Firstly, bitwise xor is associative, so there's no point in computing the ^ HASH_LEN in the innermost loop, you can put that to m8..i8 instead of m9..i9. Eg.
Though the compiler might already be smart enough to notice this, so it might not have any effect.
Secondly, I wouldn't bother computing c8..i8 unless m9 is correct.
Thirdly, there is no point looping over q9. Instead, notice that as q9 takes all possible values from 0..127, m9 will take the values from (m8&~127)..(m8&~127)+127 in a different order. Among those 127 possible values of m9, there can only be one that has the right value modulo 1001. You can compute that value directly, and try the corresponding single value for q9, checking if it lies in the range.
However, I wonder, does the magic formula really have to use exactly 1001 as the modulus? I think it could use any modulus between 1001 and 9999.
To search for the magic formula in that case, first compute t = gcd(m9 - 1000, d9 - 500) (be careful with underflows). Then compute the small prime factors of t, and using this, all divisors of t between 1001 and 9999, and check all those divisors as the modulus against the rest of the numbers. In the rare lucky case that t is 0, you will have to try all moduluses (or all divisors of c9 - 100).

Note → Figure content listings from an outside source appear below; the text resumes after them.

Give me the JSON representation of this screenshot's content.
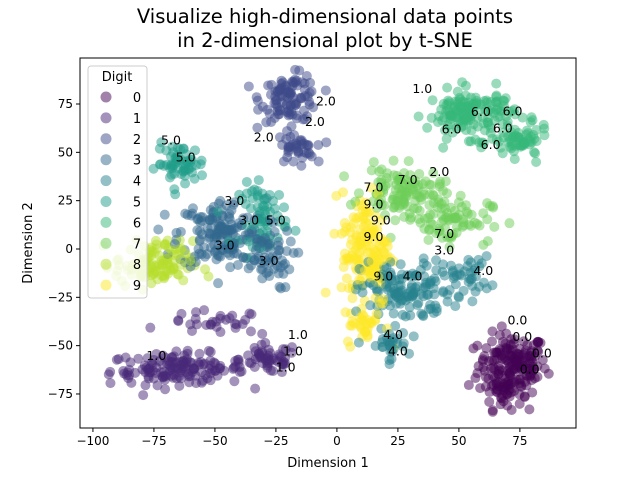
{
  "chart_data": {
    "type": "scatter",
    "title": [
      "Visualize high-dimensional data points",
      "in 2-dimensional plot by t-SNE"
    ],
    "xlabel": "Dimension 1",
    "ylabel": "Dimension 2",
    "xlim": [
      -105.3,
      98
    ],
    "ylim": [
      -92.6,
      98.8
    ],
    "xticks": [
      -100,
      -75,
      -50,
      -25,
      0,
      25,
      50,
      75
    ],
    "yticks": [
      -75,
      -50,
      -25,
      0,
      25,
      50,
      75
    ],
    "grid": false,
    "legend": {
      "title": "Digit",
      "placement": "top-left",
      "labels": [
        "0",
        "1",
        "2",
        "3",
        "4",
        "5",
        "6",
        "7",
        "8",
        "9"
      ]
    },
    "colors": [
      "#440154",
      "#482878",
      "#3e4989",
      "#31688e",
      "#26828e",
      "#1f9e89",
      "#35b779",
      "#6ece58",
      "#b5de2b",
      "#fde725"
    ],
    "clusters": [
      {
        "digit": 0,
        "center": [
          72,
          -60
        ],
        "spread": [
          7,
          8
        ],
        "count": 170
      },
      {
        "digit": 0,
        "center": [
          68,
          -75
        ],
        "spread": [
          4,
          4
        ],
        "count": 30
      },
      {
        "digit": 1,
        "center": [
          -65,
          -62
        ],
        "spread": [
          14,
          4
        ],
        "count": 150
      },
      {
        "digit": 1,
        "center": [
          -28,
          -57
        ],
        "spread": [
          6,
          4
        ],
        "count": 50
      },
      {
        "digit": 1,
        "center": [
          -50,
          -38
        ],
        "spread": [
          10,
          3
        ],
        "count": 30
      },
      {
        "digit": 2,
        "center": [
          -19,
          78
        ],
        "spread": [
          6,
          6
        ],
        "count": 100
      },
      {
        "digit": 2,
        "center": [
          -17,
          52
        ],
        "spread": [
          4,
          4
        ],
        "count": 40
      },
      {
        "digit": 3,
        "center": [
          -47,
          8
        ],
        "spread": [
          9,
          9
        ],
        "count": 160
      },
      {
        "digit": 3,
        "center": [
          -30,
          -5
        ],
        "spread": [
          6,
          8
        ],
        "count": 60
      },
      {
        "digit": 4,
        "center": [
          28,
          -22
        ],
        "spread": [
          9,
          8
        ],
        "count": 130
      },
      {
        "digit": 4,
        "center": [
          53,
          -14
        ],
        "spread": [
          5,
          5
        ],
        "count": 40
      },
      {
        "digit": 4,
        "center": [
          21,
          -50
        ],
        "spread": [
          4,
          4
        ],
        "count": 30
      },
      {
        "digit": 5,
        "center": [
          -64,
          44
        ],
        "spread": [
          5,
          5
        ],
        "count": 60
      },
      {
        "digit": 5,
        "center": [
          -30,
          18
        ],
        "spread": [
          5,
          8
        ],
        "count": 60
      },
      {
        "digit": 6,
        "center": [
          55,
          70
        ],
        "spread": [
          9,
          6
        ],
        "count": 150
      },
      {
        "digit": 6,
        "center": [
          75,
          55
        ],
        "spread": [
          6,
          4
        ],
        "count": 60
      },
      {
        "digit": 7,
        "center": [
          27,
          30
        ],
        "spread": [
          8,
          6
        ],
        "count": 110
      },
      {
        "digit": 7,
        "center": [
          45,
          15
        ],
        "spread": [
          9,
          6
        ],
        "count": 80
      },
      {
        "digit": 8,
        "center": [
          -75,
          -8
        ],
        "spread": [
          8,
          6
        ],
        "count": 110
      },
      {
        "digit": 9,
        "center": [
          12,
          0
        ],
        "spread": [
          5,
          15
        ],
        "count": 150
      },
      {
        "digit": 9,
        "center": [
          12,
          -40
        ],
        "spread": [
          4,
          5
        ],
        "count": 30
      }
    ],
    "annotations": [
      {
        "text": "1.0",
        "x": 35,
        "y": 83
      },
      {
        "text": "2.0",
        "x": -4.5,
        "y": 76.5
      },
      {
        "text": "2.0",
        "x": -9,
        "y": 66
      },
      {
        "text": "2.0",
        "x": -30,
        "y": 58
      },
      {
        "text": "2.0",
        "x": 42,
        "y": 40
      },
      {
        "text": "5.0",
        "x": -68,
        "y": 54
      },
      {
        "text": "5.0",
        "x": -62,
        "y": 50
      },
      {
        "text": "6.0",
        "x": 47,
        "y": 62
      },
      {
        "text": "6.0",
        "x": 59,
        "y": 65
      },
      {
        "text": "6.0",
        "x": 63,
        "y": 63
      },
      {
        "text": "6.0",
        "x": 68,
        "y": 63
      },
      {
        "text": "6.0",
        "x": 72,
        "y": 68
      },
      {
        "text": "7.0",
        "x": 15,
        "y": 32
      },
      {
        "text": "7.0",
        "x": 29,
        "y": 36
      },
      {
        "text": "7.0",
        "x": 44,
        "y": 7
      },
      {
        "text": "3.0",
        "x": 44,
        "y": 0.5
      },
      {
        "text": "3.0",
        "x": -42,
        "y": 25
      },
      {
        "text": "3.0",
        "x": -34,
        "y": 15
      },
      {
        "text": "5.0",
        "x": -27,
        "y": 15
      },
      {
        "text": "3.0",
        "x": -46,
        "y": 2
      },
      {
        "text": "3.0",
        "x": -28,
        "y": -6
      },
      {
        "text": "9.0",
        "x": 15,
        "y": 19
      },
      {
        "text": "9.0",
        "x": 18,
        "y": 18
      },
      {
        "text": "9.0",
        "x": 15,
        "y": 8
      },
      {
        "text": "9.0",
        "x": 19,
        "y": -14
      },
      {
        "text": "4.0",
        "x": 31,
        "y": -14
      },
      {
        "text": "4.0",
        "x": 60,
        "y": -11
      },
      {
        "text": "4.0",
        "x": 23,
        "y": -47
      },
      {
        "text": "4.0",
        "x": 25,
        "y": -50
      },
      {
        "text": "0.0",
        "x": 74,
        "y": -45
      },
      {
        "text": "0.0",
        "x": 76,
        "y": -46
      },
      {
        "text": "0.0",
        "x": 79,
        "y": -53
      },
      {
        "text": "0.0",
        "x": 84,
        "y": -54
      },
      {
        "text": "1.0",
        "x": -74,
        "y": -55
      },
      {
        "text": "1.0",
        "x": -16,
        "y": -47
      },
      {
        "text": "1.0",
        "x": -18,
        "y": -53
      },
      {
        "text": "1.0",
        "x": -21,
        "y": -58
      }
    ]
  }
}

Most of the time, t should be between 1 and 1000, in case you don't have to compute a factorization because no modulus can work. Because of this, you should probably not bother to compute c9..i9 and c8..i8 unless t is greater than 1000 or zero.
This would certainly be more difficult to implement, and might take more time for each individual magic string, but it also has a higher chance of finding a formula, so it might be worth.
Update: fixed a typo from (m8&!127)+127 to (m8&~127)+127 that eyepopslikeamosquito noticed.